The government secured a $3 billion loan programme with IMF in July that helped pull the cash-strapped nation back from the brink of a sovereign debt default.

However, the programme was a nine-month standby arrangement, set to expire this spring.

“The IMF will have to decide whether to pull the plug on Pakistan or not, and by that I mean it will have to decide about its assessment of debt sustainability,” said Baqir, head of sovereign advisory services at Alvarez & Marsal.

Baqir served as governor of the State Bank of Pakistan (SBP) from 2019 till 2022.

The IMF labelled Pakistan’s debt as sustainable, but also emphasised the significant and pronounced risks, said Baqir, who negotiated the country’s 2019 IMF programme and also worked at the Washington-based lender for almost two decades.

“That’s almost like having it both ways,” he said, adding investors would be watching whether the Fund would continue to label the debt as sustainable or whether it would offer its support on a debt restructuring as part of a new programme should authorities choose to go down that route.

Pakistan’s public external debt stood at just under $100 billion by the end of September last year, according to central bank data, with China and its lenders being the single largest creditor to the country.

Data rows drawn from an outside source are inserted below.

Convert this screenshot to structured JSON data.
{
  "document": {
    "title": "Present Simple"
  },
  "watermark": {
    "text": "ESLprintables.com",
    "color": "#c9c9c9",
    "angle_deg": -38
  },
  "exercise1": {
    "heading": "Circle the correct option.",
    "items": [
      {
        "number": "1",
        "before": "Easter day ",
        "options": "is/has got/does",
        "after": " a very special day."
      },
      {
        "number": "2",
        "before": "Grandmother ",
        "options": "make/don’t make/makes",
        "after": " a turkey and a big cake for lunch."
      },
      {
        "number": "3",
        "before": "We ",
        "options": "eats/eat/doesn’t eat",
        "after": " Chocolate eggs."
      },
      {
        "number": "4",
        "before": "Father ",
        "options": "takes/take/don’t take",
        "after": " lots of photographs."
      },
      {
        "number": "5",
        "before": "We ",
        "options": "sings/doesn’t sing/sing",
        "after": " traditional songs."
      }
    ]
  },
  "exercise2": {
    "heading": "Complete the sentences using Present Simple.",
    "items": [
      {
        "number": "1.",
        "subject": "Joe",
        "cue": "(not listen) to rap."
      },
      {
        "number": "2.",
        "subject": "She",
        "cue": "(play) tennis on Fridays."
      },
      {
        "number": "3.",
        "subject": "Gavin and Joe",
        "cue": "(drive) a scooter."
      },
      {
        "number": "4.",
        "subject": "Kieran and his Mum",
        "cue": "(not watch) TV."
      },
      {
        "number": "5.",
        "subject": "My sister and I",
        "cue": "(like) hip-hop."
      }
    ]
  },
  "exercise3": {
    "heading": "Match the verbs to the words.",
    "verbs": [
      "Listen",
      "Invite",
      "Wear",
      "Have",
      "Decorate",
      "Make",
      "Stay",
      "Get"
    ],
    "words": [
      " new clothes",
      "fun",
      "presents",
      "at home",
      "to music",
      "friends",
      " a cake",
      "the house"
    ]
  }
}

Pakistan’s shorter-dated bonds are trading at 96 cents, fairly close to par, though longer-dated ones maturing after 2030 stand at just over 60 cents, well below the 70-cent threshold below which debt is seen as distressed.

Today, the bonds suffered sharp falls after Pakistan struck terrorist hideouts inside Iran amid rising tensions with its neighbour.

Pakistan would also be a potential candidate for a “debt-for-nature” style debt swap said Baqir, pointing to deadly 2022 floods that affected more than 33 million people.

Debt-for-nature swaps — where countries introduce eco-policies in return for having their debt cut — are growing in popularity after successful recent deals in places such as Belize and Ecuador’s Galapagos Islands.

Eugenio Alarcon, who recently joined Alvarez & Marsal responsible for Latin America & the Caribbean, said “countries have seen the benefits of these type of transactions because they can take a huge reduction in the stock of debt”.

On Tuesday, the IMF released the much awaited $700 million tranche, shoring up the SBP’s foreign reserves, which had dipped by $66m during the week ending January 5.